Could it be that the denigration of the family and the breakdown of the community have given rise to an age in which citizens now look to the government for these commodities of human emotion? Could anything be more masochistic than looking to politicians and bureaucrats for the sort of support that only family members and neighbors can provide? And what are the values of this new age of paternal government? One might say we are now living in the midst of an envy epidemic.
Rigid class structure and permanent class struggle are not features of American life, but the rhetoric of economic division, too, has now entered into the realm of American political discourse. The stillborn Occupy Wall Street movement gave us the absurd 99 percent -1 percent dichotomy, while politicians like Barack Obama and Elizabeth Warren have attributed the accomplishments of every successful man and woman in this country to the government.
The president: “If you were successful, somebody along the line gave you some help. There was a great teacher somewhere in your life. Somebody helped to create this unbelievable American system that we have that allowed you to thrive. Somebody invested in roads and bridges. If you’ve got a business, you didn’t build that. Somebody else made that happen.”
Senator Warren: “There is nobody in this country who got rich on his own – nobody! ... You moved your goods to market on the roads the rest of us paid for; you hired workers the rest of us paid to educate; you were safe in your factory because of police forces and fire forces that the rest of us paid for. You didn’t have to worry that marauding bands would come and seize everything at your factory, and hire someone to protect against this, because of the work the rest of us did. Now look, you built a factory and it turned into something terrific, or a great idea. God bless – keep a big hunk of it. But part of the underlying social contract is, you take a hunk of that and pay forward for the next kid who comes along.”

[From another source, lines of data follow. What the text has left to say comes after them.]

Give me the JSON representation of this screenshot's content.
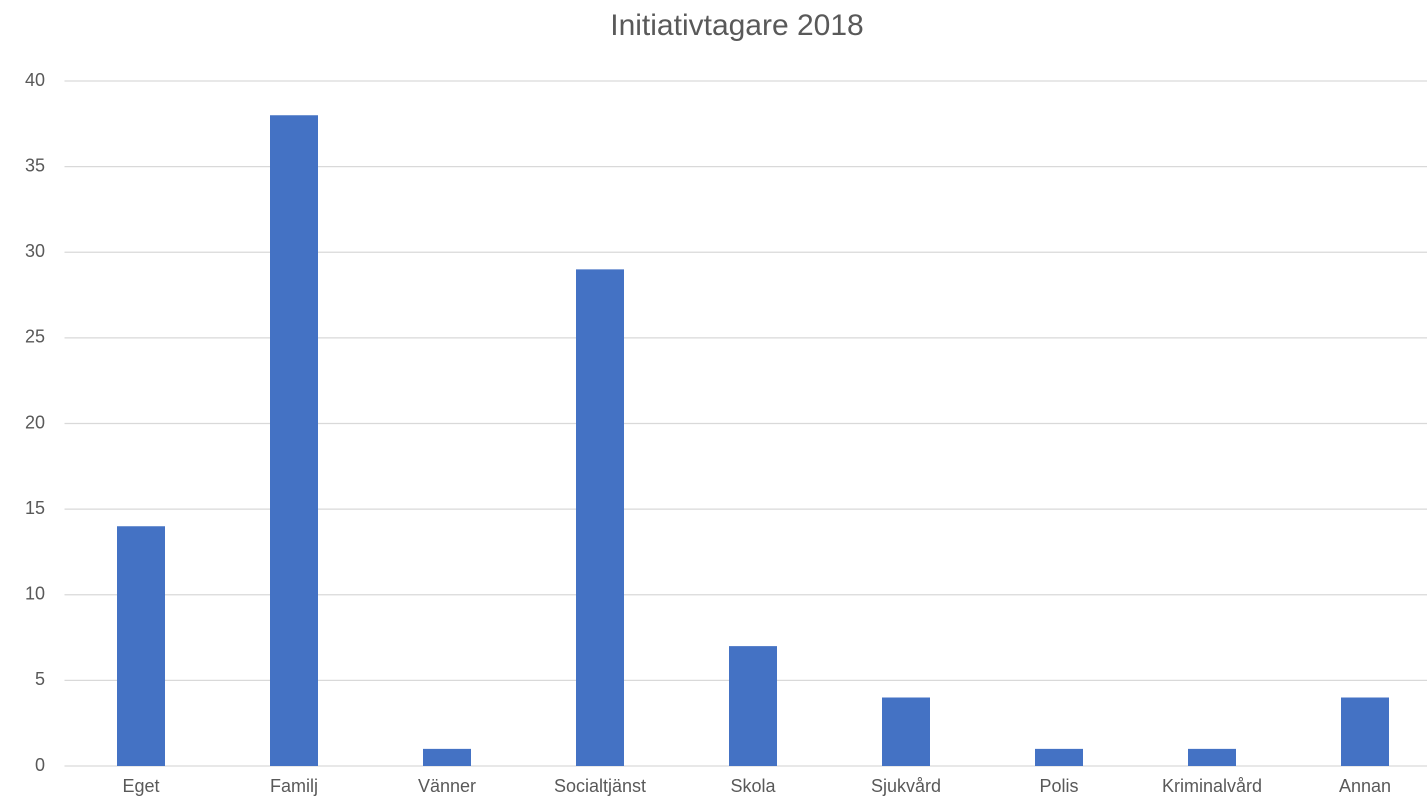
{
  "chart_data": {
    "type": "bar",
    "title": "Initiativtagare 2018",
    "categories": [
      "Eget",
      "Familj",
      "Vänner",
      "Socialtjänst",
      "Skola",
      "Sjukvård",
      "Polis",
      "Kriminalvård",
      "Annan"
    ],
    "values": [
      14,
      38,
      1,
      29,
      7,
      4,
      1,
      1,
      4
    ],
    "color": "#4472c4",
    "ylim": [
      0,
      40
    ],
    "yticks": [
      0,
      5,
      10,
      15,
      20,
      25,
      30,
      35,
      40
    ],
    "grid": true
  }
}
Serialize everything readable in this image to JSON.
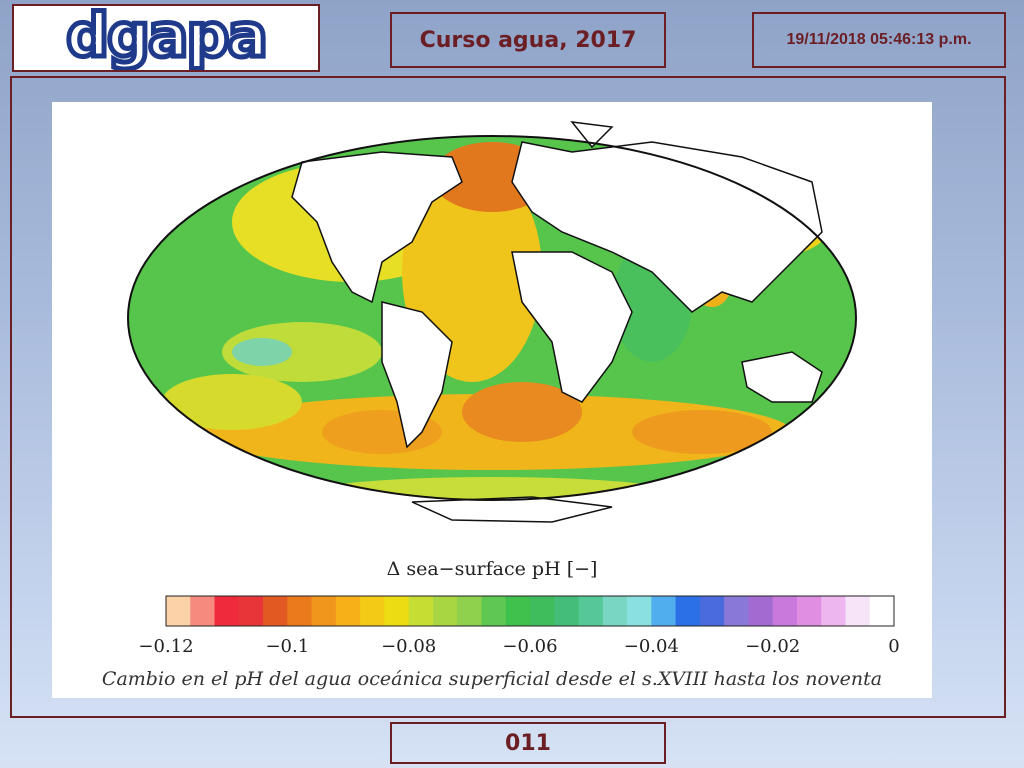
{
  "header": {
    "logo_text": "dgapa",
    "title": "Curso agua, 2017",
    "datetime": "19/11/2018 05:46:13 p.m."
  },
  "figure": {
    "colorbar_title": "Δ sea−surface pH [−]",
    "colorbar_ticks": [
      "−0.12",
      "−0.1",
      "−0.08",
      "−0.06",
      "−0.04",
      "−0.02",
      "0"
    ],
    "colorbar_colors": [
      "#fcd3a8",
      "#f78a7e",
      "#ee2a3c",
      "#e8353a",
      "#e25a22",
      "#ea7a1c",
      "#f0961c",
      "#f7b018",
      "#f3cb16",
      "#ecdd12",
      "#c6de33",
      "#a8d542",
      "#8fd04c",
      "#5ec853",
      "#40c04d",
      "#3fbd5d",
      "#44bd78",
      "#56c796",
      "#79d6c3",
      "#8ae0e0",
      "#50aeee",
      "#2b70e6",
      "#4a6bdd",
      "#8a78d8",
      "#a36bd2",
      "#c979db",
      "#e08ee2",
      "#ecb6ef",
      "#f8e4f8",
      "#ffffff"
    ],
    "caption": "Cambio en el pH del agua oceánica superficial desde el s.XVIII hasta los noventa"
  },
  "footer": {
    "page_number": "011"
  },
  "colors": {
    "border": "#6b1f24",
    "logo_blue": "#1f3a8a"
  }
}
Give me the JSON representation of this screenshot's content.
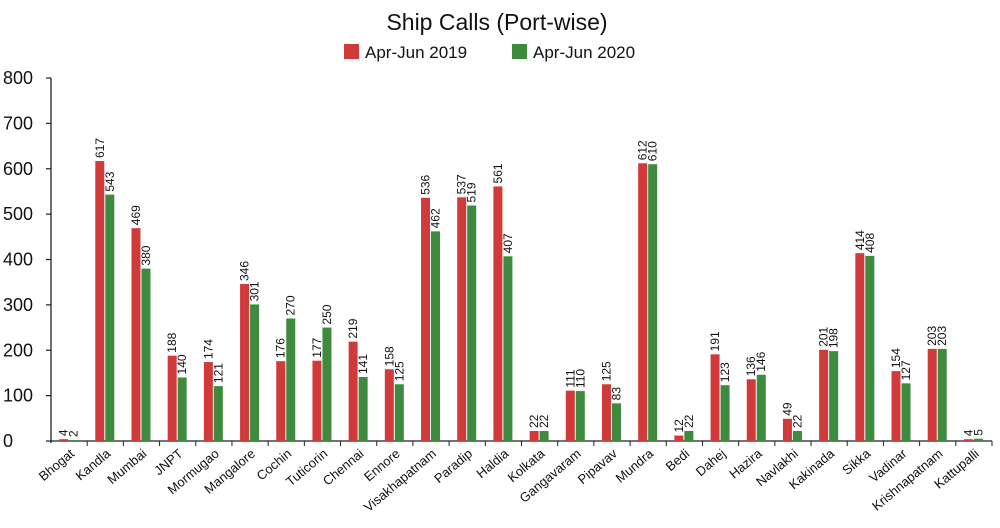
{
  "chart_data": {
    "type": "bar",
    "title": "Ship Calls (Port-wise)",
    "xlabel": "",
    "ylabel": "",
    "ylim": [
      0,
      800
    ],
    "yticks": [
      0,
      100,
      200,
      300,
      400,
      500,
      600,
      700,
      800
    ],
    "grid": false,
    "legend_position": "top-center",
    "categories": [
      "Bhogat",
      "Kandla",
      "Mumbai",
      "JNPT",
      "Mormugao",
      "Mangalore",
      "Cochin",
      "Tuticorin",
      "Chennai",
      "Ennore",
      "Visakhapatnam",
      "Paradip",
      "Haldia",
      "Kolkata",
      "Gangavaram",
      "Pipavav",
      "Mundra",
      "Bedi",
      "Dahej",
      "Hazira",
      "Navlakhi",
      "Kakinada",
      "Sikka",
      "Vadinar",
      "Krishnapatnam",
      "Kattupalli"
    ],
    "series": [
      {
        "name": "Apr-Jun 2019",
        "color": "#d13a3a",
        "values": [
          4,
          617,
          469,
          188,
          174,
          346,
          176,
          177,
          219,
          158,
          536,
          537,
          561,
          22,
          111,
          125,
          612,
          12,
          191,
          136,
          49,
          201,
          414,
          154,
          203,
          4
        ]
      },
      {
        "name": "Apr-Jun 2020",
        "color": "#3e8a3e",
        "values": [
          2,
          543,
          380,
          140,
          121,
          301,
          270,
          250,
          141,
          125,
          462,
          519,
          407,
          22,
          110,
          83,
          610,
          22,
          123,
          146,
          22,
          198,
          408,
          127,
          203,
          5
        ]
      }
    ]
  }
}
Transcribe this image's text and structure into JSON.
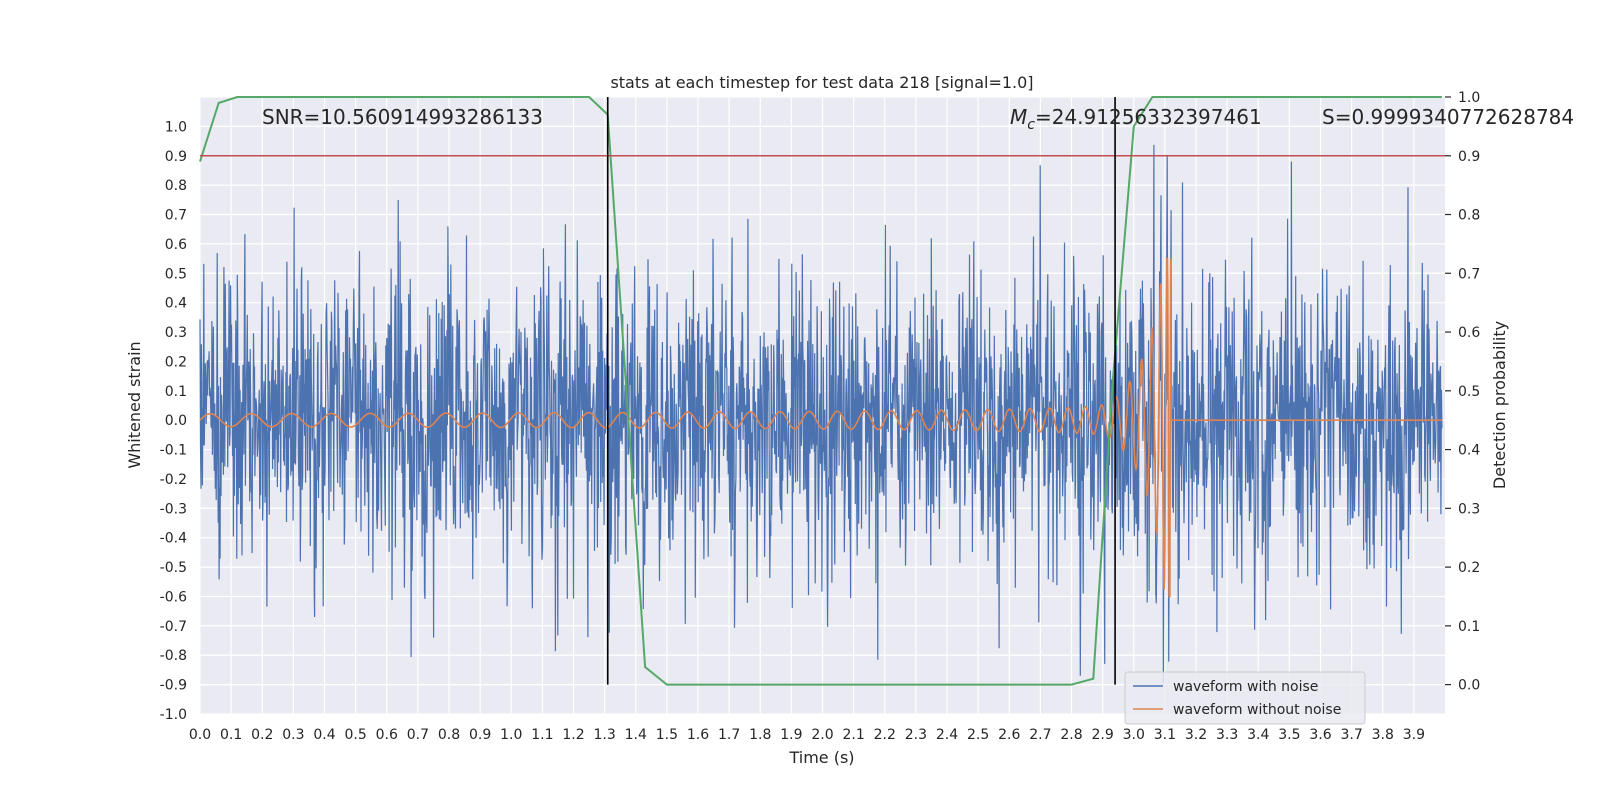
{
  "chart_data": {
    "type": "line",
    "title": "stats at each timestep for test data 218 [signal=1.0]",
    "xlabel": "Time (s)",
    "ylabel": "Whitened strain",
    "y2label": "Detection probability",
    "xlim": [
      0.0,
      4.0
    ],
    "ylim": [
      -1.0,
      1.1
    ],
    "y2lim": [
      -0.05,
      1.0
    ],
    "xticks": [
      "0.0",
      "0.1",
      "0.2",
      "0.3",
      "0.4",
      "0.5",
      "0.6",
      "0.7",
      "0.8",
      "0.9",
      "1.0",
      "1.1",
      "1.2",
      "1.3",
      "1.4",
      "1.5",
      "1.6",
      "1.7",
      "1.8",
      "1.9",
      "2.0",
      "2.1",
      "2.2",
      "2.3",
      "2.4",
      "2.5",
      "2.6",
      "2.7",
      "2.8",
      "2.9",
      "3.0",
      "3.1",
      "3.2",
      "3.3",
      "3.4",
      "3.5",
      "3.6",
      "3.7",
      "3.8",
      "3.9"
    ],
    "yticks": [
      "1.0",
      "0.9",
      "0.8",
      "0.7",
      "0.6",
      "0.5",
      "0.4",
      "0.3",
      "0.2",
      "0.1",
      "0.0",
      "-0.1",
      "-0.2",
      "-0.3",
      "-0.4",
      "-0.5",
      "-0.6",
      "-0.7",
      "-0.8",
      "-0.9",
      "-1.0"
    ],
    "y2ticks": [
      "1.0",
      "0.9",
      "0.8",
      "0.7",
      "0.6",
      "0.5",
      "0.4",
      "0.3",
      "0.2",
      "0.1",
      "0.0"
    ],
    "annotations": {
      "snr": "SNR=10.560914993286133",
      "mc_symbol": "M",
      "mc_sub": "c",
      "mc_value": "=24.91256332397461",
      "s": "S=0.9999340772628784"
    },
    "threshold": {
      "value": 0.9,
      "axis": "y2",
      "color": "#c44e52"
    },
    "vlines": [
      1.31,
      2.94
    ],
    "series": [
      {
        "name": "waveform with noise",
        "color": "#4c72b0",
        "axis": "y",
        "kind": "noise",
        "amplitude": 0.3,
        "max": 1.0,
        "min": -0.9
      },
      {
        "name": "waveform without noise",
        "color": "#dd8452",
        "axis": "y",
        "kind": "chirp",
        "merger_time": 3.12,
        "peak": 0.55
      },
      {
        "name": "detection probability",
        "color": "#55a868",
        "axis": "y2",
        "x": [
          0.0,
          0.06,
          0.12,
          1.25,
          1.31,
          1.37,
          1.43,
          1.5,
          1.56,
          2.8,
          2.87,
          2.93,
          3.0,
          3.06,
          3.12,
          3.99
        ],
        "y": [
          0.89,
          0.99,
          1.0,
          1.0,
          0.97,
          0.5,
          0.03,
          0.0,
          0.0,
          0.0,
          0.01,
          0.5,
          0.95,
          1.0,
          1.0,
          1.0
        ]
      }
    ],
    "legend": {
      "position": "lower-right",
      "entries": [
        {
          "label": "waveform with noise",
          "color": "#4c72b0"
        },
        {
          "label": "waveform without noise",
          "color": "#dd8452"
        }
      ]
    }
  }
}
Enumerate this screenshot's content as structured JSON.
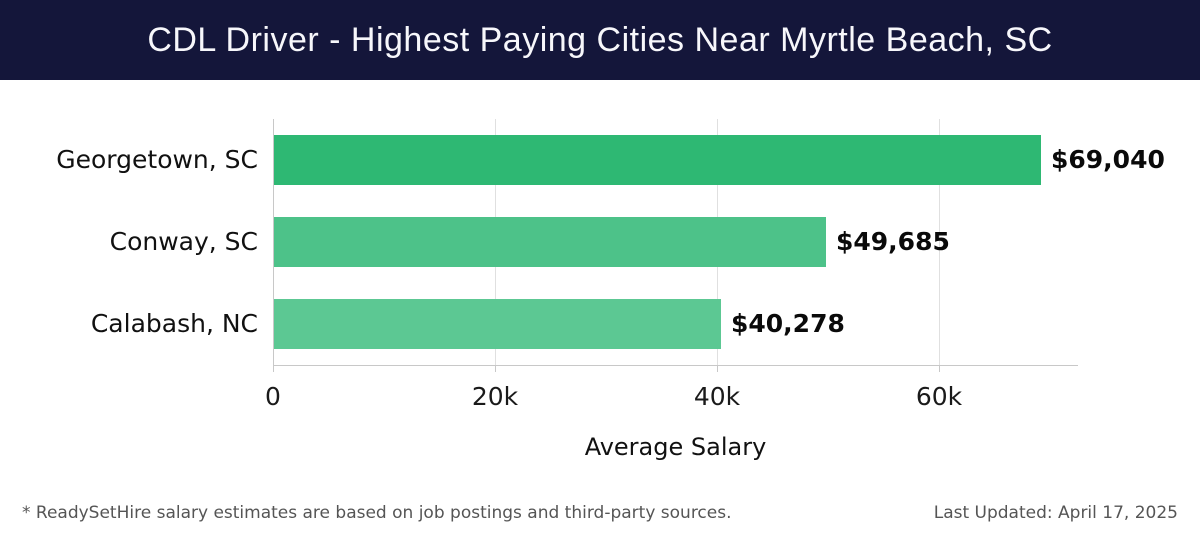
{
  "header": {
    "title": "CDL Driver - Highest Paying Cities Near Myrtle Beach, SC",
    "bg_color": "#14163a",
    "text_color": "#f7f7fb"
  },
  "chart_data": {
    "type": "bar",
    "orientation": "horizontal",
    "title": "CDL Driver - Highest Paying Cities Near Myrtle Beach, SC",
    "categories": [
      "Georgetown, SC",
      "Conway, SC",
      "Calabash, NC"
    ],
    "values": [
      69040,
      49685,
      40278
    ],
    "value_labels": [
      "$69,040",
      "$49,685",
      "$40,278"
    ],
    "bar_colors": [
      "#2eb873",
      "#4dc289",
      "#5cc893"
    ],
    "xlabel": "Average Salary",
    "ylabel": "",
    "xlim": [
      0,
      72500
    ],
    "xticks": [
      0,
      20000,
      40000,
      60000
    ],
    "xtick_labels": [
      "0",
      "20k",
      "40k",
      "60k"
    ],
    "grid": true,
    "legend": false,
    "gridline_color": "#e0e0e0",
    "spine_color": "#c8c8c8"
  },
  "footer": {
    "note": "* ReadySetHire salary estimates are based on job postings and third-party sources.",
    "note_color": "#555555",
    "updated": "Last Updated: April 17, 2025",
    "updated_color": "#555555"
  }
}
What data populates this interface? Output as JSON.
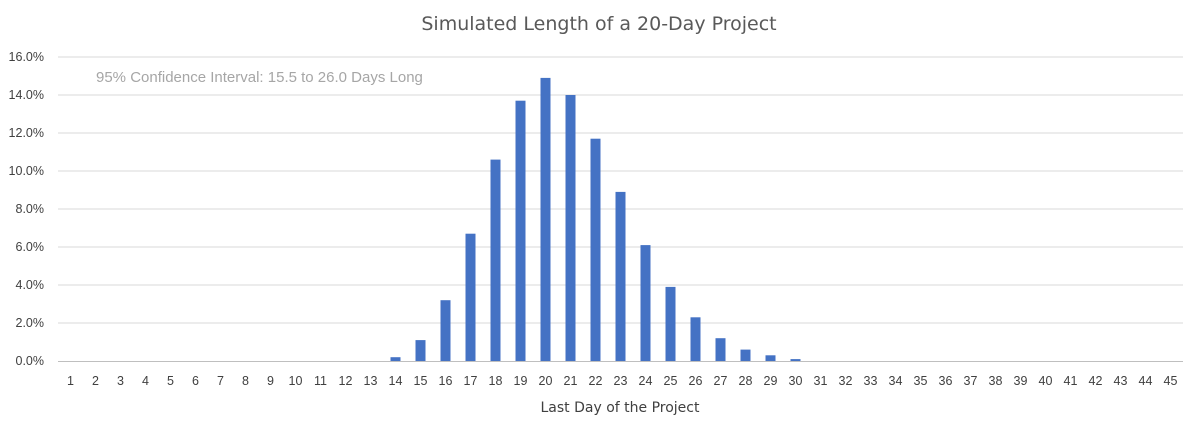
{
  "chart_data": {
    "type": "bar",
    "title": "Simulated Length of a 20-Day Project",
    "xlabel": "Last Day of the Project",
    "ylabel": "",
    "annotation": "95% Confidence Interval: 15.5 to 26.0 Days Long",
    "categories": [
      "1",
      "2",
      "3",
      "4",
      "5",
      "6",
      "7",
      "8",
      "9",
      "10",
      "11",
      "12",
      "13",
      "14",
      "15",
      "16",
      "17",
      "18",
      "19",
      "20",
      "21",
      "22",
      "23",
      "24",
      "25",
      "26",
      "27",
      "28",
      "29",
      "30",
      "31",
      "32",
      "33",
      "34",
      "35",
      "36",
      "37",
      "38",
      "39",
      "40",
      "41",
      "42",
      "43",
      "44",
      "45"
    ],
    "values": [
      0,
      0,
      0,
      0,
      0,
      0,
      0,
      0,
      0,
      0,
      0,
      0,
      0,
      0.2,
      1.1,
      3.2,
      6.7,
      10.6,
      13.7,
      14.9,
      14.0,
      11.7,
      8.9,
      6.1,
      3.9,
      2.3,
      1.2,
      0.6,
      0.3,
      0.1,
      0,
      0,
      0,
      0,
      0,
      0,
      0,
      0,
      0,
      0,
      0,
      0,
      0,
      0,
      0
    ],
    "ylim": [
      0,
      16
    ],
    "yticks": [
      "0.0%",
      "2.0%",
      "4.0%",
      "6.0%",
      "8.0%",
      "10.0%",
      "12.0%",
      "14.0%",
      "16.0%"
    ],
    "ytick_values": [
      0,
      2,
      4,
      6,
      8,
      10,
      12,
      14,
      16
    ],
    "grid": true,
    "legend": "none",
    "bar_color": "#4472c4"
  }
}
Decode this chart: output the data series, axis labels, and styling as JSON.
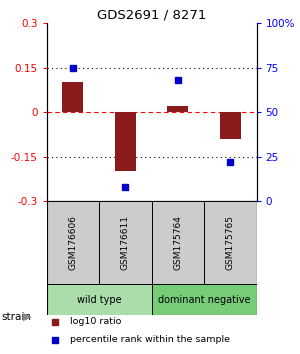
{
  "title": "GDS2691 / 8271",
  "samples": [
    "GSM176606",
    "GSM176611",
    "GSM175764",
    "GSM175765"
  ],
  "log10_ratio": [
    0.1,
    -0.2,
    0.02,
    -0.09
  ],
  "percentile_rank": [
    75,
    8,
    68,
    22
  ],
  "groups": [
    {
      "label": "wild type",
      "color": "#aaddaa",
      "start": 0,
      "end": 1
    },
    {
      "label": "dominant negative",
      "color": "#77cc77",
      "start": 2,
      "end": 3
    }
  ],
  "bar_color": "#8B1A1A",
  "dot_color": "#0000CC",
  "ylim_left": [
    -0.3,
    0.3
  ],
  "ylim_right": [
    0,
    100
  ],
  "yticks_left": [
    -0.3,
    -0.15,
    0,
    0.15,
    0.3
  ],
  "yticks_right": [
    0,
    25,
    50,
    75,
    100
  ],
  "ytick_labels_right": [
    "0",
    "25",
    "50",
    "75",
    "100%"
  ],
  "hlines": [
    0.15,
    0.0,
    -0.15
  ],
  "hline_colors": [
    "black",
    "red",
    "black"
  ],
  "hline_styles": [
    "dotted",
    "dashed",
    "dotted"
  ],
  "sample_box_color": "#cccccc",
  "strain_label": "strain",
  "legend_items": [
    {
      "color": "#8B1A1A",
      "label": "log10 ratio"
    },
    {
      "color": "#0000CC",
      "label": "percentile rank within the sample"
    }
  ],
  "bar_width": 0.4
}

Crippling taxation and regulation are a small price to pay for utilizing one’s innate abilities and sharing one’s creativity with others via a market system. The wealth created by some, said the politician, ought to be rendered to the state for the material comfort of others. In this way, human happiness will finally be achieved. The herd agreed and then we blinked.
Nick Mignanelli is a senior political science major and a former intern at the Heritage Foundation.